Brusselse begroting stevent als de Titanic op ijsberg af

“De Brusselse regering slaagt er amper in om de interne spanningen te verbergen en koopt tijd met geld dat ze niet heeft”, zegt Brussels fractievoorzitter Dominiek Lootens-Stael. Minister van Begroting Sven Gatz (Open Vldprobeert de schijn op te houden om scheldschieters niet al te zeer te verontrusten, maar kan niet verbergen dat het hoofdstedelijk Gewest afstevent op een financieel fiasco. Hij belooft een sluitende begroting in 2024, maar heel wat toekomstige projecten, zoals de nieuwe metrolijn, zijn op financieel drijfzand gebouwd.”
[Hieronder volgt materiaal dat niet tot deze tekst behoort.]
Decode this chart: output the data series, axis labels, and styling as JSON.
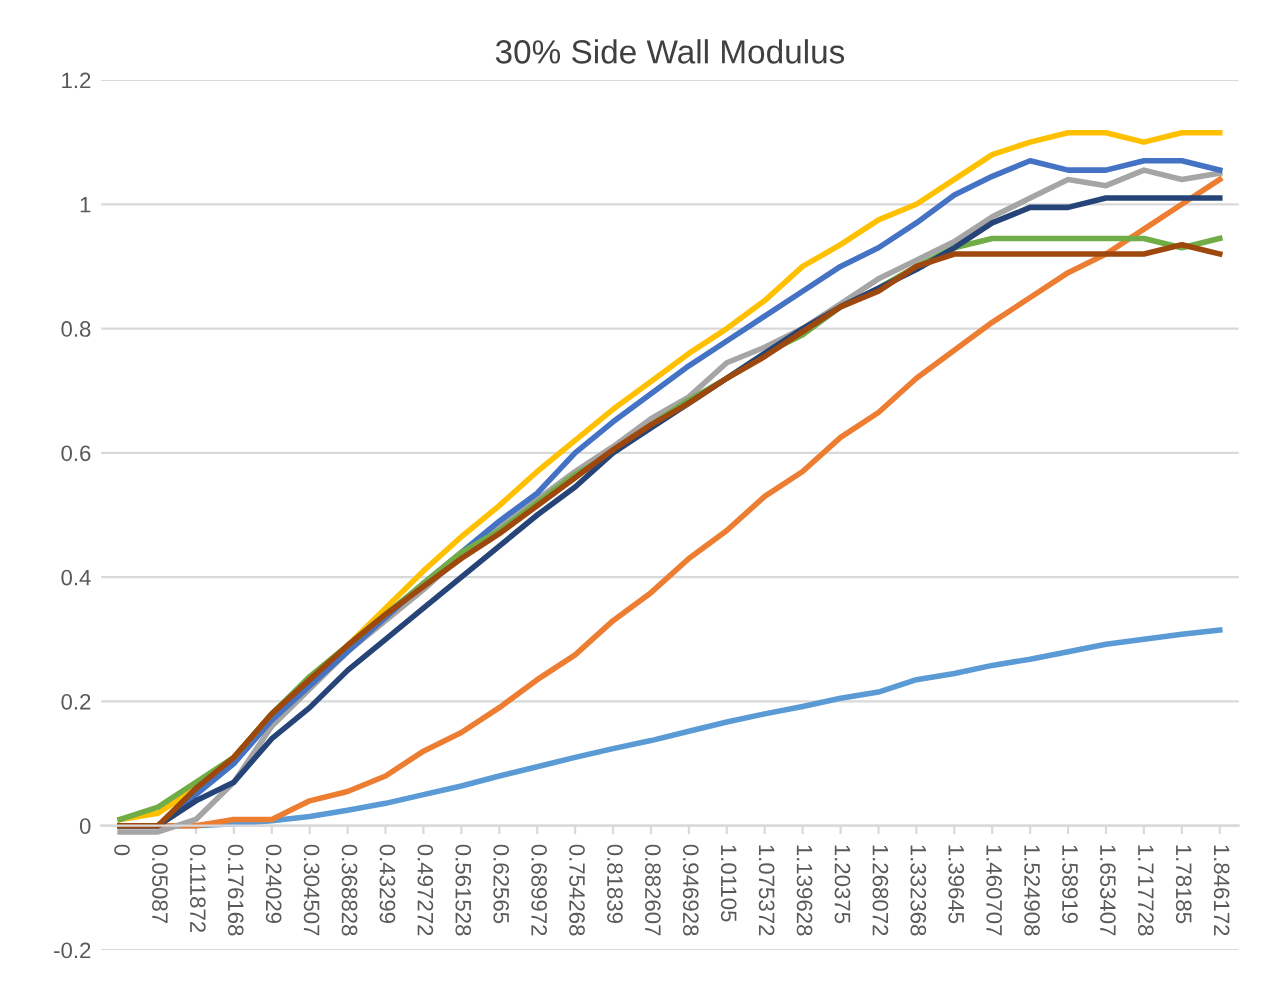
{
  "chart_data": {
    "type": "line",
    "title": "30% Side Wall Modulus",
    "categories": [
      "0",
      "0.05087",
      "0.111872",
      "0.176168",
      "0.24029",
      "0.304507",
      "0.368828",
      "0.43299",
      "0.497272",
      "0.561528",
      "0.62565",
      "0.689972",
      "0.754268",
      "0.81839",
      "0.882607",
      "0.946928",
      "1.01105",
      "1.075372",
      "1.139628",
      "1.20375",
      "1.268072",
      "1.332368",
      "1.39645",
      "1.460707",
      "1.524908",
      "1.58919",
      "1.653407",
      "1.717728",
      "1.78185",
      "1.846172"
    ],
    "ylim": [
      -0.2,
      1.2
    ],
    "yticks": [
      -0.2,
      0,
      0.2,
      0.4,
      0.6,
      0.8,
      1,
      1.2
    ],
    "grid": "y",
    "legend": false,
    "series": [
      {
        "color": "#5b9bd5",
        "values": [
          0,
          0,
          0,
          0.003,
          0.008,
          0.015,
          0.025,
          0.036,
          0.05,
          0.064,
          0.08,
          0.095,
          0.11,
          0.124,
          0.137,
          0.152,
          0.167,
          0.18,
          0.192,
          0.205,
          0.215,
          0.235,
          0.245,
          0.258,
          0.268,
          0.28,
          0.292,
          0.3,
          0.308,
          0.315
        ]
      },
      {
        "color": "#ed7d31",
        "values": [
          0,
          0,
          0,
          0.01,
          0.01,
          0.04,
          0.055,
          0.08,
          0.12,
          0.15,
          0.19,
          0.235,
          0.275,
          0.33,
          0.375,
          0.43,
          0.475,
          0.53,
          0.57,
          0.625,
          0.665,
          0.72,
          0.765,
          0.81,
          0.85,
          0.89,
          0.92,
          0.96,
          1.0,
          1.04
        ]
      },
      {
        "color": "#a5a5a5",
        "values": [
          -0.01,
          -0.01,
          0.01,
          0.07,
          0.16,
          0.22,
          0.28,
          0.33,
          0.38,
          0.435,
          0.48,
          0.525,
          0.57,
          0.61,
          0.655,
          0.69,
          0.745,
          0.77,
          0.8,
          0.84,
          0.88,
          0.91,
          0.94,
          0.98,
          1.01,
          1.04,
          1.03,
          1.055,
          1.04,
          1.05
        ]
      },
      {
        "color": "#ffc000",
        "values": [
          0.01,
          0.02,
          0.06,
          0.11,
          0.18,
          0.235,
          0.29,
          0.35,
          0.41,
          0.465,
          0.515,
          0.57,
          0.62,
          0.67,
          0.715,
          0.76,
          0.8,
          0.845,
          0.9,
          0.935,
          0.975,
          1.0,
          1.04,
          1.08,
          1.1,
          1.115,
          1.115,
          1.1,
          1.115,
          1.115
        ]
      },
      {
        "color": "#4472c4",
        "values": [
          0,
          0,
          0.05,
          0.1,
          0.17,
          0.225,
          0.28,
          0.335,
          0.39,
          0.44,
          0.49,
          0.535,
          0.6,
          0.65,
          0.695,
          0.74,
          0.78,
          0.82,
          0.86,
          0.9,
          0.93,
          0.97,
          1.015,
          1.045,
          1.07,
          1.055,
          1.055,
          1.07,
          1.07,
          1.055
        ]
      },
      {
        "color": "#70ad47",
        "values": [
          0.01,
          0.03,
          0.07,
          0.11,
          0.18,
          0.24,
          0.29,
          0.34,
          0.39,
          0.44,
          0.475,
          0.52,
          0.565,
          0.6,
          0.645,
          0.685,
          0.72,
          0.76,
          0.79,
          0.835,
          0.865,
          0.9,
          0.93,
          0.945,
          0.945,
          0.945,
          0.945,
          0.945,
          0.93,
          0.945
        ]
      },
      {
        "color": "#264478",
        "values": [
          0,
          0,
          0.04,
          0.07,
          0.14,
          0.19,
          0.25,
          0.3,
          0.35,
          0.4,
          0.45,
          0.5,
          0.545,
          0.6,
          0.64,
          0.68,
          0.72,
          0.76,
          0.8,
          0.835,
          0.865,
          0.895,
          0.93,
          0.97,
          0.995,
          0.995,
          1.01,
          1.01,
          1.01,
          1.01
        ]
      },
      {
        "color": "#9e480e",
        "values": [
          0,
          0,
          0.06,
          0.11,
          0.18,
          0.235,
          0.29,
          0.34,
          0.385,
          0.43,
          0.47,
          0.515,
          0.56,
          0.605,
          0.645,
          0.68,
          0.72,
          0.755,
          0.795,
          0.835,
          0.86,
          0.9,
          0.92,
          0.92,
          0.92,
          0.92,
          0.92,
          0.92,
          0.935,
          0.92
        ]
      }
    ]
  }
}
De Brusselse regering presenteerde woensdag haar begrotingsakkoord voor 2023. “Opnieuw een begroting in het rood, al zou dit volgens Gatz voor het laatst zijn”, aldus Lootens-Stael. “Opvallend is het signaal dat de Brusselse regering wil geven als antwoord op de ontsporende inflatie en hoog oplopende energiefacturen. Men voorziet een provisie van zomaar eventjes 200 miljoen euro, waarvan 120 miljoen moet dienen als directe steun aan ondernemingen en 26 miljoen voor de vzw’s die afhangen van het Gewest, en de Vlaamse, Franstalige en Gemeenschappelijke Gemeenschapscommissie. En daarnaast kunnen ook de OCMW’s en lokale besturen rekenen op extra geld.”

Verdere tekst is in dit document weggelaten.